My first week at school they beat a old man and made him crawl on glass. If I said that to Ginger she would say, “ ‘They’? Who is ‘they’? Be specific.” And I would be thinking, What difference does it make? They beat a old man. Anyway, I didn’t know who they were; they were kids in my school a few grades above me.
But I saw them doing it. It was the morning before the school opened. Most kids stand by the door waiting to go in, but I walked away from them that day because I was missing my horse and also thinking about what my mom told me, and how she looked at me when I said I wasn’t bad just because my father didn’t want her. Or me. I walked to the side of the school and I saw these older kids in the back, way at the end of the basketball court, crowding around. Even from far away it looked like something bad. But I mind my own business, and anyway the doors were open and my homeroom teacher, Mr. Stamford, was yelling at me.
They next day the homeroom teachers yelled at all of us. They used words like vicious and decency. They said the old man was small and crazy and the boys said they would burn him and made him crawl on the glass while they kicked him; Mr. Stamford yelled about jail. Teachers have been yelling at us about jail since first grade, so somebody just said something funny in the back and people laughed. “That could’ve been your father or your grandfather!” yelled Mr. Stamford. But it couldn’t. Not mine. I didn’t have a father or grandfather anymore.
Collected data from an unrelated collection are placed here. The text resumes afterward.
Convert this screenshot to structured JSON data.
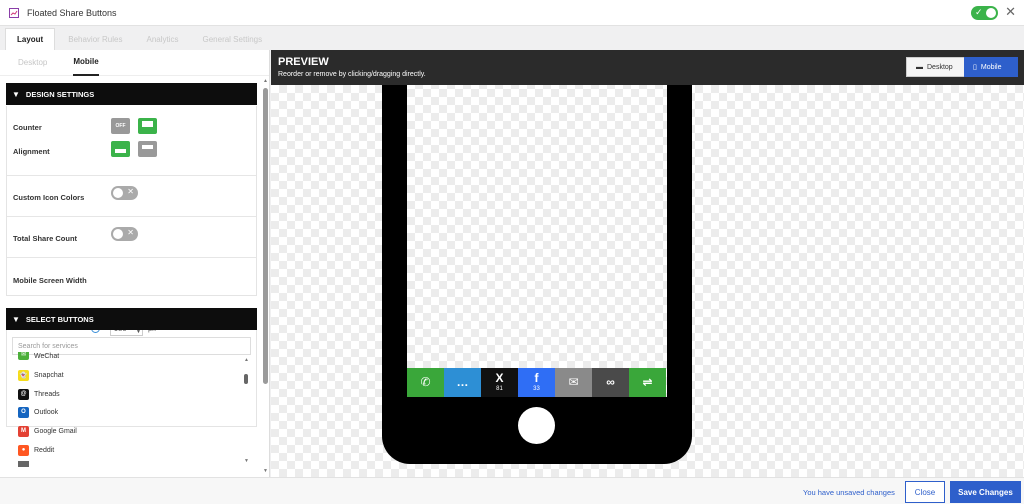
{
  "window": {
    "title": "Floated Share Buttons",
    "icon": "share-chart-icon",
    "enabled_toggle": "on",
    "close_glyph": "✕"
  },
  "main_tabs": [
    {
      "label": "Layout",
      "active": true
    },
    {
      "label": "Behavior Rules",
      "active": false
    },
    {
      "label": "Analytics",
      "active": false
    },
    {
      "label": "General Settings",
      "active": false
    }
  ],
  "sub_tabs": [
    {
      "label": "Desktop",
      "active": false
    },
    {
      "label": "Mobile",
      "active": true
    }
  ],
  "design_settings": {
    "header": "DESIGN SETTINGS",
    "counter_label": "Counter",
    "counter_off_text": "OFF",
    "alignment_label": "Alignment",
    "custom_icon_colors_label": "Custom Icon Colors",
    "total_share_count_label": "Total Share Count",
    "mobile_width_label": "Mobile Screen Width",
    "mobile_width_value": "980",
    "mobile_width_unit": "px",
    "help_glyph": "?"
  },
  "select_buttons": {
    "header": "SELECT BUTTONS",
    "search_placeholder": "Search for services",
    "services": [
      {
        "name": "WeChat",
        "color": "#4caf3a",
        "glyph": "✉"
      },
      {
        "name": "Snapchat",
        "color": "#f5dc1c",
        "glyph": "👻"
      },
      {
        "name": "Threads",
        "color": "#111111",
        "glyph": "@"
      },
      {
        "name": "Outlook",
        "color": "#1565c0",
        "glyph": "O"
      },
      {
        "name": "Google Gmail",
        "color": "#e34133",
        "glyph": "M"
      },
      {
        "name": "Reddit",
        "color": "#ff5722",
        "glyph": "●"
      }
    ]
  },
  "preview": {
    "title": "PREVIEW",
    "subtitle": "Reorder or remove by clicking/dragging directly.",
    "desktop_label": "Desktop",
    "mobile_label": "Mobile",
    "share_buttons": [
      {
        "name": "whatsapp",
        "color": "#3aa73a",
        "glyph": "✆",
        "count": ""
      },
      {
        "name": "sms",
        "color": "#2d8fd5",
        "glyph": "…",
        "count": ""
      },
      {
        "name": "x",
        "color": "#111111",
        "glyph": "X",
        "count": "81"
      },
      {
        "name": "facebook",
        "color": "#2f6ef5",
        "glyph": "f",
        "count": "33"
      },
      {
        "name": "email",
        "color": "#8a8a8a",
        "glyph": "✉",
        "count": ""
      },
      {
        "name": "copy-link",
        "color": "#4a4a4a",
        "glyph": "∞",
        "count": ""
      },
      {
        "name": "more",
        "color": "#3aa73a",
        "glyph": "⇌",
        "count": ""
      }
    ]
  },
  "footer": {
    "unsaved_text": "You have unsaved changes",
    "close_label": "Close",
    "save_label": "Save Changes"
  },
  "colors": {
    "accent": "#2e5fcb",
    "toggle_on": "#3bb34a",
    "header_dark": "#0d0d0d"
  }
}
I finally got her on the phone. I told her how proud I was that she turned in her essay. I asked her what the teacher said to her about it. She said, “Nothin’.” I said, “What do you mean? How could she tell me it was great and tell you nothing?” She said, “Ahh dunno” and then, abruptly, asked me if I could get her into a better school. How could I do that? I asked. What kind of school? She said, This girl Marisol is going to Catholic school next year. “What kind of grades does Marisol get?” I asked, and she snapped at me. “If you can get your grades up, I’ll talk to Paul about it,” I said without hope. “And then we can talk to your mother.”